June 8th: Design systems, AI icons, and frontend struggles.
@itsmeterrylin|June 8, 2025 (3w ago)0 views
Published: June 8, 2025
This week I've been focusing on redesigning the frontend of the iOS application. My backend is mostly done, and now I've fine tuning the user experience end-to-end.
✅ What Went Well
Design system breakthrough: Finally got my Figma setup dialed in with proper typography hierarchy (headers to captions) and color tokens. No more hard-coding every text size and color—everything references the system now.

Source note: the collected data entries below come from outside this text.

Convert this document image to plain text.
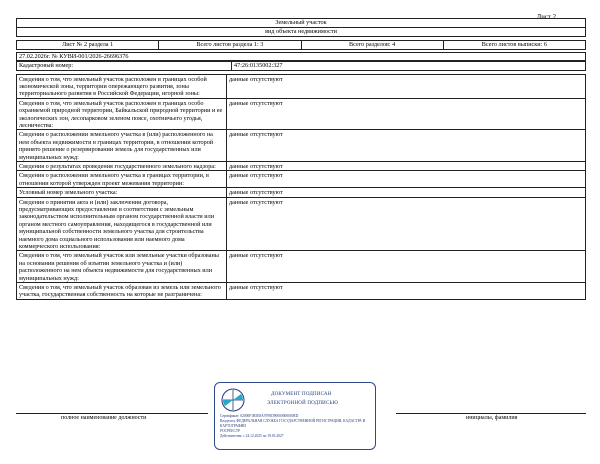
Лист 2
Земельный участок
вид объекта недвижимости
Лист № 2 раздела 1	Всего листов раздела 1: 3	Всего разделов: 4	Всего листов выписки: 6
27.02.2026г. № КУВИ-001/2026-26696376
Кадастровый номер:	47:26:0135002:327
Сведения о том, что земельный участок расположен в границах особой экономической зоны, территории опережающего развития, зоны территориального развития в Российской Федерации, игорной зоны:	данные отсутствуют
Сведения о том, что земельный участок расположен в границах особо охраняемой природной территории, Байкальской природной территории и ее экологических зон, лесопарковом зеленом поясе, охотничьего угодья, лесничества:	данные отсутствуют
Сведения о расположении земельного участка в (или) расположенного на нем объекта недвижимости в границах территории, в отношении которой принято решение о резервировании земель для государственных или муниципальных нужд:	данные отсутствуют
Сведения о результатах проведения государственного земельного надзора:	данные отсутствуют
Сведения о расположении земельного участка в границах территории, в отношении которой утвержден проект межевания территории:	данные отсутствуют
Условный номер земельного участка:	данные отсутствуют
Сведения о принятии акта и (или) заключении договора, предусматривающих предоставление в соответствии с земельным законодательством исполнительным органом государственной власти или органом местного самоуправления, находящегося в государственной или муниципальной собственности земельного участка для строительства наемного дома социального использования или наемного дома коммерческого использования:	данные отсутствуют
Сведения о том, что земельный участок или земельные участки образованы на основании решения об изъятии земельного участка и (или) расположенного на нем объекта недвижимости для государственных или муниципальных нужд:	данные отсутствуют
Сведения о том, что земельный участок образован из земель или земельного участка, государственная собственность на которые не разграничена:	данные отсутствуют
полное наименование должности	инициалы, фамилия
ДОКУМЕНТ ПОДПИСАН
ЭЛЕКТРОННОЙ ПОДПИСЬЮ
Сертификат: 02000F1B5E8A97F0D90000000000ED
Владелец: ФЕДЕРАЛЬНАЯ СЛУЖБА ГОСУДАРСТВЕННОЙ РЕГИСТРАЦИИ, КАДАСТРА И КАРТОГРАФИИ
РОСРЕЕСТР
Действителен: с 24.12.2025 по 19.03.2027
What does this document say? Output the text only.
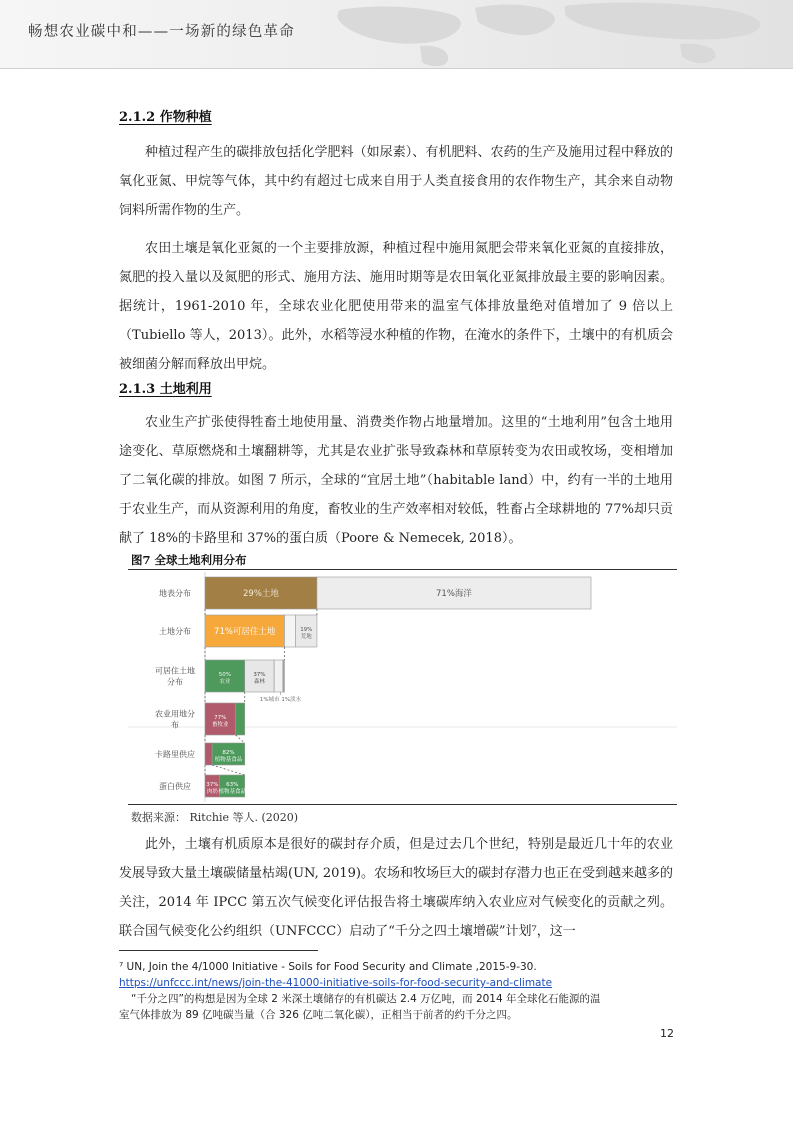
畅想农业碳中和——一场新的绿色革命
2.1.2 作物种植

种植过程产生的碳排放包括化学肥料（如尿素）、有机肥料、农药的生产及施用过程中释放的氧化亚氮、甲烷等气体，其中约有超过七成来自用于人类直接食用的农作物生产，其余来自动物饲料所需作物的生产。

农田土壤是氧化亚氮的一个主要排放源，种植过程中施用氮肥会带来氧化亚氮的直接排放，氮肥的投入量以及氮肥的形式、施用方法、施用时期等是农田氧化亚氮排放最主要的影响因素。据统计，1961-2010 年，全球农业化肥使用带来的温室气体排放量绝对值增加了 9 倍以上（Tubiello 等人，2013）。此外，水稻等浸水种植的作物，在淹水的条件下，土壤中的有机质会被细菌分解而释放出甲烷。

2.1.3 土地利用

农业生产扩张使得牲畜土地使用量、消费类作物占地量增加。这里的“土地利用”包含土地用途变化、草原燃烧和土壤翻耕等，尤其是农业扩张导致森林和草原转变为农田或牧场，变相增加了二氧化碳的排放。如图 7 所示，全球的“宜居土地”（habitable land）中，约有一半的土地用于农业生产，而从资源利用的角度，畜牧业的生产效率相对较低，牲畜占全球耕地的 77%却只贡献了 18%的卡路里和 37%的蛋白质（Poore & Nemecek, 2018）。

图7 全球土地利用分布
地表分布	29%土地	71%海洋
土地分布	71%可居住土地	19%荒地
可居住土地
分布
50%农业
37%森林
农业用地分
布
77%畜牧业
卡路里供应	82%植物基食品
蛋白供应	37%肉奶
63%植物基食品
1%城市 1%淡水
数据来源： Ritchie 等人. (2020)

此外，土壤有机质原本是很好的碳封存介质，但是过去几个世纪，特别是最近几十年的农业发展导致大量土壤碳储量枯竭(UN, 2019)。农场和牧场巨大的碳封存潜力也正在受到越来越多的关注，2014 年 IPCC 第五次气候变化评估报告将土壤碳库纳入农业应对气候变化的贡献之列。联合国气候变化公约组织（UNFCCC）启动了“千分之四土壤增碳”计划⁷，这一

⁷ UN, Join the 4/1000 Initiative - Soils for Food Security and Climate ,2015-9-30.
https://unfccc.int/news/join-the-41000-initiative-soils-for-food-security-and-climate
“千分之四”的构想是因为全球 2 米深土壤储存的有机碳达 2.4 万亿吨，而 2014 年全球化石能源的温
室气体排放为 89 亿吨碳当量（合 326 亿吨二氧化碳），正相当于前者的约千分之四。
12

AI-generated icons: Used GPT-4 to generate all my workout equipment icons (barbells, treadmills, etc.). The key insight was using consistent prompts with the same color schema to maintain visual cohesion. It's wild that you don't need to design from scratch anymore—AI handles the heavy lifting while you focus on the system and consistency.

❌ What Didn't Go Well
Frontend design continues to be my biggest challenge:
Light mode and dark mode was a massive struggle: When I simply inverted colors for dark mode, it failed spectacularly—what looked good in light mode became completely unusable. I spent way too much time trying to make both modes work perfectly.
Eventually I realized for V1, I don't need to overwhelm myself by designing the application twice. I decided to focus on getting the app looking right in light mode first, then tackle dark mode later. Sometimes the best decision is knowing when to scope down and keep moving forward.

💡 What I Learned
Move slow to go fast: When it comes to Figma designs, taking the time upfront to define your design system—typography, colors, and general shields—is a lot of work initially. But once you get this foundation down, it's exponentially faster to prototype based on a set of universal rules for the frontend. The investment in systematic thinking pays dividends later.
What I'm Doing Next Week 🚀
Figma state mapping: I'm realizing that building out the full design system requires more effort than I initially thought. I need to think through all the different UI states systematically.
My plan is to create a state table with four columns:
- Current State - What the UI looks like now
- Trigger - What user action or event happens
- Transition - How the change happens
- New State - What the UI becomes
This will help me map out every interaction and ensure I'm designing for all the edge cases, not just the happy path. It's more methodical design work, but it should prevent the scrambling I've been doing when I realize I missed a state.